Introduction

Here’s a plot twist that few saw coming: Brits actually want to keep their wealthy investors around.

A new poll shows 67% of UK voters support offering tax incentives to stop rich investors from packing their bags and leaving the country. After the government axed non-dom tax breaks, think tanks are now pitching a “Prosperity Package” that could add £30bn to the UK economy.

The question isn’t whether we need wealthy investors – it’s whether we’re smart enough to keep them.

What’s Inside the Prosperity Package?

The Adam Smith Institute and Onward have cooked up a deal that sounds almost too good to be true. Here’s what wealthy investors would get – and what they’d have to give back.

The Sweet Deal for Investors

Under this scheme, high-net-worth individuals would enjoy a 15-year holiday from foreign income tax, capital gains tax, and global inheritance tax. Basically, the same perks non-doms used to get before Jeremy Hunt and Rachel Reeves pulled the plug on that party.

What They’d Pay Back

But there’s no free lunch. These investors would need to:

  • Contribute £300,000 annually to the state
  • Use private healthcare, schooling, and insurance (no burden on public services)
  • Invest a minimum £3 million in UK growth sectors like life sciences and creative industries

Think of it as a membership fee to Club Britain – expensive, but with serious perks.

The Numbers That Matter

The polling data tells a fascinating story about what Brits really think about wealth and taxes.

Cross-Party Support

53% of all voters back the plan, with only 15% opposing it. The kicker – 69% of Labour voters support tax incentives for wealthy investors.

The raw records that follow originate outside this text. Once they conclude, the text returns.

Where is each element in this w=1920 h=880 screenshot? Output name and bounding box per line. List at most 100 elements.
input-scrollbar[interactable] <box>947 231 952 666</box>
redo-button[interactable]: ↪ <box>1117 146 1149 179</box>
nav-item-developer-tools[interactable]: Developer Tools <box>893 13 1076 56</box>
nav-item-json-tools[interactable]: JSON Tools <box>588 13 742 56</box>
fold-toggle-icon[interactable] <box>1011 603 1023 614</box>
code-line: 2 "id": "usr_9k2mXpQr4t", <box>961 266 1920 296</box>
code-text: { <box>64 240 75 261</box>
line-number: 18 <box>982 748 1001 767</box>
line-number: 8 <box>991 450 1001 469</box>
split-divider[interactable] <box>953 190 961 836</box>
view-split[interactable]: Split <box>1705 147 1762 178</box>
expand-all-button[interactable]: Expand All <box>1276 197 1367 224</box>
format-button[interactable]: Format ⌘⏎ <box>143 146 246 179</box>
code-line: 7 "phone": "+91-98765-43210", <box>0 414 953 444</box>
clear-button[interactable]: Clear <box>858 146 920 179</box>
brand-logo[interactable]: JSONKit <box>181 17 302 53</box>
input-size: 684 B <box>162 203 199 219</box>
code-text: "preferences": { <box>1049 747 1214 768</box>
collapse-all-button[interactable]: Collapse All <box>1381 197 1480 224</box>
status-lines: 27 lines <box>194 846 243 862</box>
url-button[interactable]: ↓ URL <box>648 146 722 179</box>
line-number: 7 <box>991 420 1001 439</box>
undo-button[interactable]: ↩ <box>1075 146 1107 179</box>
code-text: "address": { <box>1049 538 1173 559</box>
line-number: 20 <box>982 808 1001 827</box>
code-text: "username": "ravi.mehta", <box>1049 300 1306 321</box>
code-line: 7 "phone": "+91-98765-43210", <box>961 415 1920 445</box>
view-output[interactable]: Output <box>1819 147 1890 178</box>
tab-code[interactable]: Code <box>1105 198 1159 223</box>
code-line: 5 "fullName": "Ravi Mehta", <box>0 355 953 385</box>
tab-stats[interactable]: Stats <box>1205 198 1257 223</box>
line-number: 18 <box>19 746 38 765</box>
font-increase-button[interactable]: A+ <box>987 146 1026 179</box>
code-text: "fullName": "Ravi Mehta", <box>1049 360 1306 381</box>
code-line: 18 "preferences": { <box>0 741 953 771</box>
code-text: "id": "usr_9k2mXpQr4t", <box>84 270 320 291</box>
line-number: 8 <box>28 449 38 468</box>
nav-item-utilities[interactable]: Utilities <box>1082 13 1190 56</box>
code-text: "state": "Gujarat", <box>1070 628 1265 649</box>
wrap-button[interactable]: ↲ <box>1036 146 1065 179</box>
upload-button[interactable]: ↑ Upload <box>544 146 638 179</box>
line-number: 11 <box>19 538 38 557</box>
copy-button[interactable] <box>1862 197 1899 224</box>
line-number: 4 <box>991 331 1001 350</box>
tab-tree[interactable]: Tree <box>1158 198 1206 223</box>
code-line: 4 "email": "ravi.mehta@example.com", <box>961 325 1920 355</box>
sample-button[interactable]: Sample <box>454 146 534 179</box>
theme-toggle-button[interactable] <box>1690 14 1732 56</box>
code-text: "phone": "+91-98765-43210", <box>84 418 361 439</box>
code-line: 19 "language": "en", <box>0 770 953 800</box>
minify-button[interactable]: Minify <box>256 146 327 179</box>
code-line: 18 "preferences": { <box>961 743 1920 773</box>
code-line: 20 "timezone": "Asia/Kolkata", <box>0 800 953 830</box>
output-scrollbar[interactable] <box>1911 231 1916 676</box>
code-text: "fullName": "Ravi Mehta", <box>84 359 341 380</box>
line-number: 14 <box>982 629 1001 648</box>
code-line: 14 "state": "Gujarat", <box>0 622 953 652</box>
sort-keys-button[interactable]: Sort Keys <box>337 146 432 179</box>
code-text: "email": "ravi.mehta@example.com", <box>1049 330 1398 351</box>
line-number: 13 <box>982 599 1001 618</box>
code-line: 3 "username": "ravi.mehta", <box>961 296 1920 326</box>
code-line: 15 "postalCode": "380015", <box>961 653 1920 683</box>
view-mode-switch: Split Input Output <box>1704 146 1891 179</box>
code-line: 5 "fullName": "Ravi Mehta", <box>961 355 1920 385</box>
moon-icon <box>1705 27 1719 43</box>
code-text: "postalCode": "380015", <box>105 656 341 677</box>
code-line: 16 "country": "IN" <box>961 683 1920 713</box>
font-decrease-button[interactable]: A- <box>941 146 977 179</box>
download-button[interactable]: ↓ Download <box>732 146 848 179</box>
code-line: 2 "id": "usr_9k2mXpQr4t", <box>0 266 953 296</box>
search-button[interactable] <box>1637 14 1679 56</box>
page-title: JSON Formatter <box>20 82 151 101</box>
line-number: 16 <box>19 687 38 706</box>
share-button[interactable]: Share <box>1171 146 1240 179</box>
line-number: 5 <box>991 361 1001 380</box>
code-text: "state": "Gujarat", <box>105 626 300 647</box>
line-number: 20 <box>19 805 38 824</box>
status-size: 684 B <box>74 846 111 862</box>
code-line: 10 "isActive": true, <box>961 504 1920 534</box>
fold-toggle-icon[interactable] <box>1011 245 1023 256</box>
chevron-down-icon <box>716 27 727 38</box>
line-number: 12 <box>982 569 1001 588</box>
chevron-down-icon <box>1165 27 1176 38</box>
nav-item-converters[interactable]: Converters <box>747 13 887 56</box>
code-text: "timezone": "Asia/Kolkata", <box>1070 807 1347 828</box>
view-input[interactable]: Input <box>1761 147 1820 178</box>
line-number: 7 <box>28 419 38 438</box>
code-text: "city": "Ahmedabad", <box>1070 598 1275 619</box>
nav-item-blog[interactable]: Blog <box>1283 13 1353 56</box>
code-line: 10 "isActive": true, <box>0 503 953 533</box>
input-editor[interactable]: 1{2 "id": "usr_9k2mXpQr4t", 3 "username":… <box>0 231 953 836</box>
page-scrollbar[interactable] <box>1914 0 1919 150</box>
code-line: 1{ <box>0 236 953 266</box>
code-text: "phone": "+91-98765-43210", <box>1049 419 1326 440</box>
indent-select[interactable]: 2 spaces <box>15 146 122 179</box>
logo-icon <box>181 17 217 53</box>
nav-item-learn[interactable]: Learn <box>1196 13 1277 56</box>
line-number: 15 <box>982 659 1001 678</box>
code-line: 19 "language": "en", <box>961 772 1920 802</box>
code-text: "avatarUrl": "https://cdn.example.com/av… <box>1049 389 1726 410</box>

That’s awkward timing for a Labour government that just killed the non-dom regime.

Economic Impact

If 1,000 wealthy individuals signed up, the think tanks project:

  • £30bn added to the UK economy by year 10
  • £13bn extra in tax revenue over the same period
  • More immigration acceptance (74% of Brits would welcome it if immigrants paid more into the system)

Why This Matters Now

Global tax competition isn’t going anywhere. Countries are fighting tooth and nail to attract wealthy investors, and the UK just handed them a gift by scrapping non-dom status.

Simon Clarke, former Treasury secretary and Onward director, called it “crazy” to drive wealthy people away during a period of low growth. His point? At a time when every pound of investment counts, Britain can’t afford to get this wrong.

Shadow business secretary Andrew Griffith put it more colourfully: the government needs to reverse course “faster than a seal in a shark tank.”

The Bottom Line

The data suggests Brits aren’t anti-wealth – they’re anti-freeloading. If wealthy investors contribute significantly without draining public resources, most voters are on board.

Maxwell Marlow from the Adam Smith Institute nailed it: “If the wealthy contribute significantly and don’t draw on the state, most voters are open to their investment.”.


FAQ

Q1: How would the Prosperity Package differ from the old non-dom system? 

A: Unlike the previous non-dom regime, this package requires mandatory contributions of £300,000 annually and £3 million minimum investment in UK growth sectors. It’s less of a tax dodge and more of a structured investment deal.

Q2: Which sectors would benefit from the required investments? 

A: The package targets high-growth areas outlined in the government’s industrial strategy, particularly life sciences and creative industries. These sectors are seen as key to Britain’s economic future.

Q3: Why do Labour voters support tax incentives for the wealthy? 

A: The polling suggests voters distinguish between wealthy individuals who contribute to the system versus those who simply avoid taxes. When investors pay into public coffers and use private services, support crosses party lines.

Q4: Could this policy actually increase tax revenue? 

A: Yes, according to projections. Even with tax exemptions, the mandatory contributions and investment requirements could generate £13bn in additional revenue over 10 years if 1,000 investors participate.

Q5: What happens if wealthy investors keep leaving the UK? 

A: The remaining taxpayers bear a heavier burden as the tax base shrinks. Think tanks argue that keeping wealthy investors with structured contributions is better than losing them entirely to other countries.